A lot of folks believe this points to too much enforcement. But no way does it say not enough, even if the economy had something to do with that net zero migration.
It’s as if, fearing erosion in the military-industrial complex, we have to gin up a migrant-industrial complex.
Someone is going to have to tell me just how much border security is enough.
Herman Cain’s alligator moats and electrified fences? Some formula concocted by a commission on which Arizona Gov. Jan Brewer and Texas’ Rick Perry sit? Not until all the money we were spending on Iraq and Afghanistan is being spent in Brownsville and Eagle Pass? Until no drugs get across? (Hint: That won’t happen as long as there are so many buyers on this side ).
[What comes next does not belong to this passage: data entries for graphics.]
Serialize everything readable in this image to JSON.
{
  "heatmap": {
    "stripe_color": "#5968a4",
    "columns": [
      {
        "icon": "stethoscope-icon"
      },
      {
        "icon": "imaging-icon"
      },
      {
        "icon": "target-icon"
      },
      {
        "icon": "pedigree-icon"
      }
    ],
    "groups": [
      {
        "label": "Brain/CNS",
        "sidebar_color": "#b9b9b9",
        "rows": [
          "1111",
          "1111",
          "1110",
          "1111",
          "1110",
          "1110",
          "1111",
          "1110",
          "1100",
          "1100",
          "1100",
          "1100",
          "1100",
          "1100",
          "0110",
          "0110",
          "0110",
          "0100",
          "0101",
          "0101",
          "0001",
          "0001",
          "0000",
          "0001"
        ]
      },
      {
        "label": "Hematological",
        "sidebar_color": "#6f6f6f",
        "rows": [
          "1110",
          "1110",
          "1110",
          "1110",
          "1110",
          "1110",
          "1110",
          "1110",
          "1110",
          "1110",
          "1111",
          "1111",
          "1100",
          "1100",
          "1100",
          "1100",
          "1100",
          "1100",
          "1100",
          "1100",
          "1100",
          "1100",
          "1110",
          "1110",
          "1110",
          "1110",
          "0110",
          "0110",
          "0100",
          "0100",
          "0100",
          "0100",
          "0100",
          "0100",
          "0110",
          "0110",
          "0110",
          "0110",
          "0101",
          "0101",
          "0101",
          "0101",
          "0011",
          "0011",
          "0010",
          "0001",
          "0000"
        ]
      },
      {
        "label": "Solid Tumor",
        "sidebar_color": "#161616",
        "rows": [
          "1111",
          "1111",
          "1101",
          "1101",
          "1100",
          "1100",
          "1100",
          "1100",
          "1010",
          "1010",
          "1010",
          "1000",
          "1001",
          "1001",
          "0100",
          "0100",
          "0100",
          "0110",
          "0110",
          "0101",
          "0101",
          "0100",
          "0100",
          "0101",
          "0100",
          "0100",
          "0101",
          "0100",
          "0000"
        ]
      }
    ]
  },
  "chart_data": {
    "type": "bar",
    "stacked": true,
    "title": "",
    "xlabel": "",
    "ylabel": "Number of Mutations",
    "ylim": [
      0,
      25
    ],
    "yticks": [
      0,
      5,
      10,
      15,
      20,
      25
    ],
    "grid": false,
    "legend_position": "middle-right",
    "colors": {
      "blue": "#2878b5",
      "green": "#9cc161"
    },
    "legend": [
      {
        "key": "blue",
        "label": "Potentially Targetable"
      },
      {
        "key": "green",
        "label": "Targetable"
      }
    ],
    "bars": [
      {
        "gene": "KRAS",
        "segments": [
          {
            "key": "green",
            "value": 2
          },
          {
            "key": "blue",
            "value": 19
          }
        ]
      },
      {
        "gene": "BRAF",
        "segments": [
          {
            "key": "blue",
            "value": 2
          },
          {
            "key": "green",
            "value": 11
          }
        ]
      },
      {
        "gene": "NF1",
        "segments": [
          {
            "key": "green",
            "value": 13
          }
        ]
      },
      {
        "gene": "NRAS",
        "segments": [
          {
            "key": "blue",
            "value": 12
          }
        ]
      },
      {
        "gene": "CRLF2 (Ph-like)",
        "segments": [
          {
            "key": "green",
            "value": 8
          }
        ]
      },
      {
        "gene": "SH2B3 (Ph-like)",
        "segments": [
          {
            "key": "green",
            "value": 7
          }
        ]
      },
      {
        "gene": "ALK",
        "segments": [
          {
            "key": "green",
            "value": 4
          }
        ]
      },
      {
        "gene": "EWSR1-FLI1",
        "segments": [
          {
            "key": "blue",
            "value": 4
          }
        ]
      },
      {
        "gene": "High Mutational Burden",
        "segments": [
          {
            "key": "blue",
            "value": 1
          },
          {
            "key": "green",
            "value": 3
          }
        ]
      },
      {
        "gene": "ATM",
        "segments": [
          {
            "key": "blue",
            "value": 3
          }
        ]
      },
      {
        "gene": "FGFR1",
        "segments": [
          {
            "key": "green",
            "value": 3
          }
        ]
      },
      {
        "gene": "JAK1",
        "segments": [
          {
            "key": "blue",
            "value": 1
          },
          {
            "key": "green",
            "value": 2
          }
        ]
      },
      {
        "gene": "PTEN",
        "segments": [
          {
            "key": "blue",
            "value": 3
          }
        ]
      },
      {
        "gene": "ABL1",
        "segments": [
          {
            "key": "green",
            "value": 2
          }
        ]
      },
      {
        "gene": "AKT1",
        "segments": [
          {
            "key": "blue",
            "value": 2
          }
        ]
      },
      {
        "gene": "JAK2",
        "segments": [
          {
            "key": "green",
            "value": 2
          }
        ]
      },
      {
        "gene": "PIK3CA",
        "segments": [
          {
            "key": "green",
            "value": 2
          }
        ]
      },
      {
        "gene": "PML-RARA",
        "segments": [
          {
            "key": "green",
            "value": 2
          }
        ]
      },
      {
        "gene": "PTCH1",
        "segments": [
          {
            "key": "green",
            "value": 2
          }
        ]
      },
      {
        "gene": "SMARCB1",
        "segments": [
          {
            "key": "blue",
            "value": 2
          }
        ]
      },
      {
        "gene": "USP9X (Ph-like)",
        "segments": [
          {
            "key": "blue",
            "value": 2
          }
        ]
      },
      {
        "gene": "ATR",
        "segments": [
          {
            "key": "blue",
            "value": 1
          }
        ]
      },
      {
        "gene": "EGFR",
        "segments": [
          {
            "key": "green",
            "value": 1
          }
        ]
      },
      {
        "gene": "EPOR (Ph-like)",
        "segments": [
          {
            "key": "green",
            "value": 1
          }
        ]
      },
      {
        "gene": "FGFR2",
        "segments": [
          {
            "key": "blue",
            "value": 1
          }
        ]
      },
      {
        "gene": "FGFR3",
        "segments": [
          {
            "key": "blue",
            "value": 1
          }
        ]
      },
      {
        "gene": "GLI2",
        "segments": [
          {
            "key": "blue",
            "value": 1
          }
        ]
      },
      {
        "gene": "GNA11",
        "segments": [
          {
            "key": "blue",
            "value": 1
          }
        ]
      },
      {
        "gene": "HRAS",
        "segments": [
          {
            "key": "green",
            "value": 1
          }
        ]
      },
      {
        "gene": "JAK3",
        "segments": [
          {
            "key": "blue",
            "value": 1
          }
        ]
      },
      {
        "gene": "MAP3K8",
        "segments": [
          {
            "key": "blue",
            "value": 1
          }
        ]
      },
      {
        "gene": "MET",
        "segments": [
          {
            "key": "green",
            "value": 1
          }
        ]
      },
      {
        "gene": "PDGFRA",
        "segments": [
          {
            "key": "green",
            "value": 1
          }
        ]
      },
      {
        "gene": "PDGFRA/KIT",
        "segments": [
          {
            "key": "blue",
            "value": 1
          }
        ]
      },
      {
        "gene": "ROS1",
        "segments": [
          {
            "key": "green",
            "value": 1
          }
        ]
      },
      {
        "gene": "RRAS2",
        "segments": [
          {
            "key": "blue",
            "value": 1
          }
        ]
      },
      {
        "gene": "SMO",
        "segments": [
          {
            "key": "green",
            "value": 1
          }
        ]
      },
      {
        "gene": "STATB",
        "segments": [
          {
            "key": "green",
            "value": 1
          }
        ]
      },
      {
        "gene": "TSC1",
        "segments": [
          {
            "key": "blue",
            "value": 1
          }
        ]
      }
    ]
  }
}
Now, if they’re really talking about internal enforcement — cracking down on employers — there’s the makings of compromise there.
But, c’mon, the border is as secure as it gets, short of a dividing line that mimics the one between South and North Korea, complete with our own DMZ.
Deal killer? Get real. If that’s the deal, the folks on that side should have the good grace to declare victory.